Bridging rural-urban individual divides in outlooks and political Engagement
This research project will run between 2026 and 2031. It is funded by a €2 million ERC Consolidator Grant and will be hosted by the University of Cambridge.
Polarisation between urban and rural areas is an important contemporary societal cleavage. Existing research finds that rural populations often hold more conservative views, while urban residents are generally associated with progressive positions on issues such as immigration, cosmopolitanism, gender equality, and LGBTQ+ rights. Urban populations are also more likely to acknowledge anthropogenic climate change and support decarbonisation policies. However, critical questions about the causes and consequences of this observed divide remain unresolved.
Is this division primarily attributable to compositional effects, that is, the uneven distribution of people with different demographic characteristics like education, age, and gender? Or does the context of place itself influence the formation of social, cultural, and political outlooks? If the latter, what place characteristics and specific mechanisms drive this contextual effect? Moreover, what strategies might mitigate the growing urban-rural divide, especially on contentious and highly topical issues such as migration, gender rights, and climate policy? The BRIDGE project will significantly advance our understanding of urban-rural societal polarisation by answering these questions.

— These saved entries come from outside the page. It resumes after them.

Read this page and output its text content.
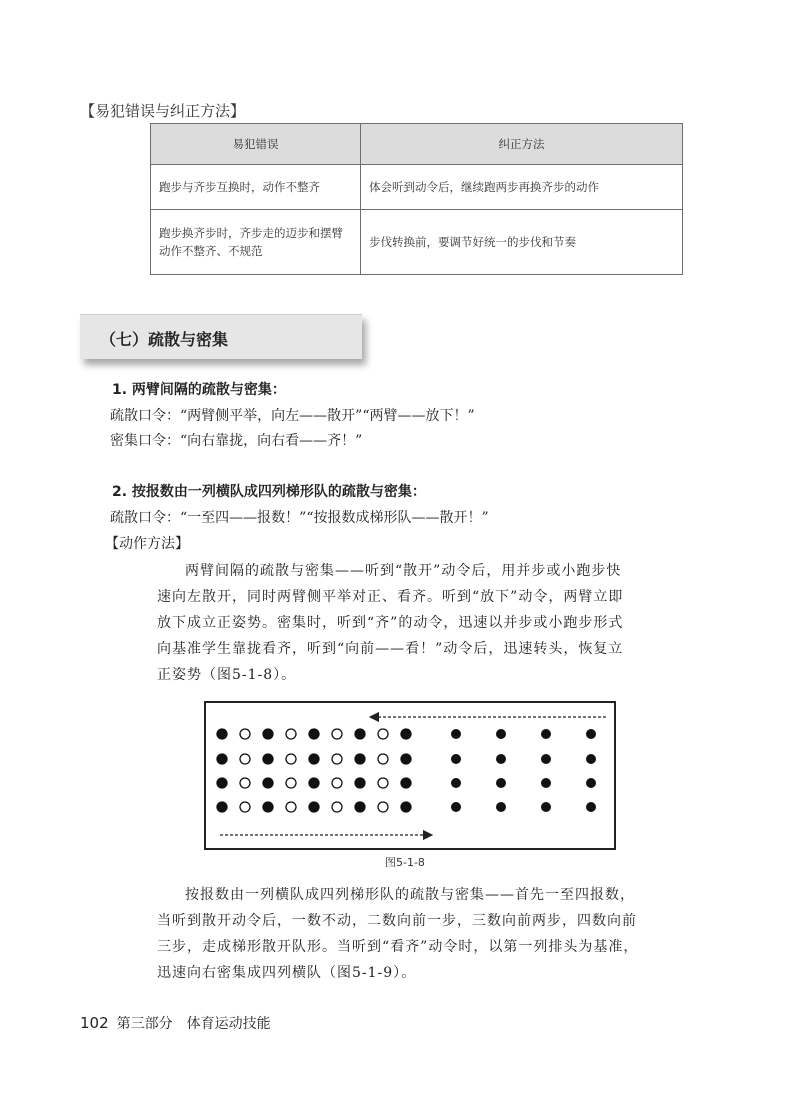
【易犯错误与纠正方法】
易犯错误	纠正方法
跑步与齐步互换时，动作不整齐	体会听到动令后，继续跑两步再换齐步的动作
跑步换齐步时，齐步走的迈步和摆臂动作不整齐、不规范	步伐转换前，要调节好统一的步伐和节奏
（七）疏散与密集
1. 两臂间隔的疏散与密集：
疏散口令：“两臂侧平举，向左——散开”“两臂——放下！”
密集口令：“向右靠拢，向右看——齐！”
2. 按报数由一列横队成四列梯形队的疏散与密集：
疏散口令：“一至四——报数！”“按报数成梯形队——散开！”
【动作方法】
两臂间隔的疏散与密集——听到“散开”动令后，用并步或小跑步快
速向左散开，同时两臂侧平举对正、看齐。听到“放下”动令，两臂立即
放下成立正姿势。密集时，听到“齐”的动令，迅速以并步或小跑步形式
向基准学生靠拢看齐，听到“向前——看！”动令后，迅速转头，恢复立
正姿势（图5-1-8）。
图5-1-8
按报数由一列横队成四列梯形队的疏散与密集——首先一至四报数，
当听到散开动令后，一数不动，二数向前一步，三数向前两步，四数向前
三步，走成梯形散开队形。当听到“看齐”动令时，以第一列排头为基准，
迅速向右密集成四列横队（图5-1-9）。
102 第三部分　体育运动技能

BRIDGE innovatively asserts that urban-rural outlook polarisation originates from early-life environmental influences on individuals and is primarily shaped by the scale, density, distance, and diversity of social interactions in different settlements. Its signature transdisciplinary empirical approach will leverage causal inference research methods on longitudinal surveys tracking persons over the life course and Big Data from social networks, along with randomised controlled trials and in-depth qualitative fieldwork. The project will develop evidence-based strategies to mitigate polarisation on divisive topics and establish a global transdisciplinary research network to advance a comprehensive understanding of urban-rural divides.